Однажды зимой Шаббат летел с кукольного фестиваля в Атланте. Погода в Нью-Йорке испортилась, и самолет посадили в Балтиморе. В зале ожидания он подошел к телефону-автомату и нашел в справочнике фамилии Кантаракис и Катрис. Там нашлась и Н. Катрис. Он позвонил по этому номеру, никто ему не ответил, он прыгнул в такси и помчался по указанному адресу. Это оказалось деревянное бунгало, больше похожее, правда, на лачугу среди других небольших деревянных бунгало. Табличка «Осторожно – злая собака» торчала посреди неухоженного дворика перед домом. Он поднялся по разбитым ступенькам и постучал в дверь. Он обошел дом кругом, пытался заглянуть в окна. Он даже вскарабкался на самый верх сетчатой изгороди высотой в шесть футов, которой был обнесен дворик. Должно быть, кто-то из соседей вызвал полицию, потому что вскоре приехали двое полицейских и задержали Шаббата.

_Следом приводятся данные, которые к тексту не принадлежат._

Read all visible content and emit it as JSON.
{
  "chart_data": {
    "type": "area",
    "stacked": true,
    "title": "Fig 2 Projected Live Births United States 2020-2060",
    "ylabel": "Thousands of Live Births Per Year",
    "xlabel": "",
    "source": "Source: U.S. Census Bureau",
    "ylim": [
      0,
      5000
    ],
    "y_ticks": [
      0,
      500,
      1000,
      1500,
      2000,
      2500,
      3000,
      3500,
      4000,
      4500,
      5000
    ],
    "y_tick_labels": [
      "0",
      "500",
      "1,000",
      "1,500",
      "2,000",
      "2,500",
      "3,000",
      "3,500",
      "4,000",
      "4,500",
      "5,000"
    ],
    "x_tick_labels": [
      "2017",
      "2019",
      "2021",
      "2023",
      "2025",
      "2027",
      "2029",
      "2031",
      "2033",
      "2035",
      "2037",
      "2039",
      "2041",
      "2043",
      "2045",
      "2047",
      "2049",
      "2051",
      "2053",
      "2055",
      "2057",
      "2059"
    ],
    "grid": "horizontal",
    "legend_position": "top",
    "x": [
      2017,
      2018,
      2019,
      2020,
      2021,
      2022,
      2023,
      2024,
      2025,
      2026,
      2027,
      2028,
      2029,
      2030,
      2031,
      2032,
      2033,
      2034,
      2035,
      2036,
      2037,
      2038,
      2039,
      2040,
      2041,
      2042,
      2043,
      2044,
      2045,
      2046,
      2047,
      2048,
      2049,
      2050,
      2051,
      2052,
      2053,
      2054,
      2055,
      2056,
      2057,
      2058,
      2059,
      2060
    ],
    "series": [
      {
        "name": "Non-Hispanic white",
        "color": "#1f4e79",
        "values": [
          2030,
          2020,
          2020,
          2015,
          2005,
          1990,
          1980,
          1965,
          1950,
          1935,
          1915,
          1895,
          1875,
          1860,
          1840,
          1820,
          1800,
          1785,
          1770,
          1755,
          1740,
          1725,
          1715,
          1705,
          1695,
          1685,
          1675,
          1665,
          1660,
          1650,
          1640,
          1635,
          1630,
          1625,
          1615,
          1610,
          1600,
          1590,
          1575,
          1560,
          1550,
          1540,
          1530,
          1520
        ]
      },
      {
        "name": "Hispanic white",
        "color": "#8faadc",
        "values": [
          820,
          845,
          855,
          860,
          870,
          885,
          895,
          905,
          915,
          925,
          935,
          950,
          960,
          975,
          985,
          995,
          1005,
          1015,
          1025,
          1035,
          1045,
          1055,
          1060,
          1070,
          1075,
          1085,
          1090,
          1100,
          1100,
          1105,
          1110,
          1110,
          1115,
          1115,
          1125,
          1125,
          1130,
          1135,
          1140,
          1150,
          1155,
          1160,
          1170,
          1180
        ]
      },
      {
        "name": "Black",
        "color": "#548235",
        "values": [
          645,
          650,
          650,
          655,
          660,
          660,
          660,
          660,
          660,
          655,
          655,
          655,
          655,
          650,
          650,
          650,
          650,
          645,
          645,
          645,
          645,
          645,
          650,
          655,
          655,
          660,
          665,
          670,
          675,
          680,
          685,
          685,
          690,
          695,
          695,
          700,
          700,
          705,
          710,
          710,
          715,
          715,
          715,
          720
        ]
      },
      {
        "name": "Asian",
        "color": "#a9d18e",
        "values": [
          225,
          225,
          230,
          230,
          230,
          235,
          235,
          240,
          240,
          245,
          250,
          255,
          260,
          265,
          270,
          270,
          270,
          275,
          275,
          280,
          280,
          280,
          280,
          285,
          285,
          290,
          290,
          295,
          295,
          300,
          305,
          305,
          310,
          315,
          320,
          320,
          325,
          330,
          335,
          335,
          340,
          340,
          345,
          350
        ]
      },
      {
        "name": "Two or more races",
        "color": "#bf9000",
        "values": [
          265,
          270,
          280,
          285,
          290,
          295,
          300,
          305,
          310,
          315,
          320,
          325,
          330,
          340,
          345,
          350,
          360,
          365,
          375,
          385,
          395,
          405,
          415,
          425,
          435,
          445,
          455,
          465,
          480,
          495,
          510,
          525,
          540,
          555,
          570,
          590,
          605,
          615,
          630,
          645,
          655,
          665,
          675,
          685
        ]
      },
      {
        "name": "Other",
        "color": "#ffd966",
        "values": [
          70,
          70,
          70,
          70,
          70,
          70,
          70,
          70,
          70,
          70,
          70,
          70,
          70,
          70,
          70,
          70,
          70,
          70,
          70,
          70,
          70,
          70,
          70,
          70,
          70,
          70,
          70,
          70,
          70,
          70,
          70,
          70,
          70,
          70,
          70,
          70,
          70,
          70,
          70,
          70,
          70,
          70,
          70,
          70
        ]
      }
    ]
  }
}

Из участка он позвонил Линку, рассказал ему, что произошло. И тот по телефону объяснил полицейскому, что да, у мистера Шаббата действительно год назад пропала жена. И лишь тогда вопрос о штрафе был снят. Выйдя из участка, несмотря то что полицейский его предупредил, чтобы он не вздумал вернуться и следить за домом, Шаббат тут же снова взял такси и вскоре оказался у ступенек бунгало, принадлежащего Н. Катрис. Уже стемнело, но свет в доме так и не горел. На этот раз в ответ на его стук раздался собачий лай. Похоже, собака была крупная. Шаббат крикнул: «Никки, это я! Это я, Микки. Никки, я знаю, ты там! Никки, Никки, открой мне, пожалуйста!» Ответ он получил только от собаки. Никки не открывала дверь, потому что больше не хотела видеть этого сукина сына, а может, потому, что ее там не было, потому что она умерла, потому что убила себя, или потому что ее изнасиловали, убили, разрезали на куски и выбросили за борт в мешке с камнем за пару миль от берега, от Шипсхед-Бэй.